Deposition of gold nanoparticles is varied by different scales of various surface patterns on 3D printed electrodes

Fused Filament Fabrication (FFF) has provided the unique ability make electrochemical sensors with creative design. When commercial conductive filaments are 3D printed, the resultant electrodes often possess high contact resistance, and thus post-printing surface modifications are widely used. Deposition of gold nanoparticles (AuNPs) are one of the most widely used electrode modifiers for making electrochemical sensors, however it is not known how the creative design of the electrode surface can influence the electrodeposition of AuNPs and overall electrochemical performance.
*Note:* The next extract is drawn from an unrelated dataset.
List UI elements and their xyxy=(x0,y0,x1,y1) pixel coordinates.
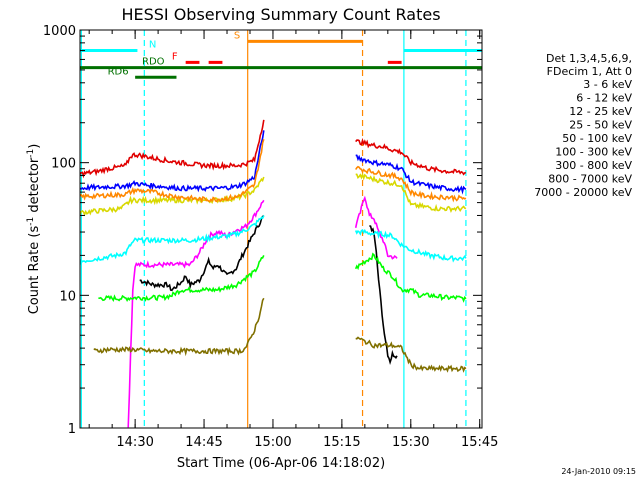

We explored how the electrodeposition of AuNPs would vary on the surface of electrodes with varying scales and patterns (knurl, revolve and straight). The presence of AuNPs on the electrodes was verified using contact angle and electrochemical impedance spectroscopy. Using scanning electron microscopy, there was a varied distribution of AuNPs on the different scales of surface patterned 3D printed electrodes. This resulted in variations in the current and differences between the anodic and cathodic peak potential (ΔE) for potassium ferrocyanide. The large patterned knurl electrode was effective on monitoring a decrease in nitrite levels with age from feacal pellets. These findings highlight that the scales of surface patterning on a 3D printed electrodes can have a significant influence on the surface modification of the electrode and thus can be used as an effective strategy to enhance electrode performance.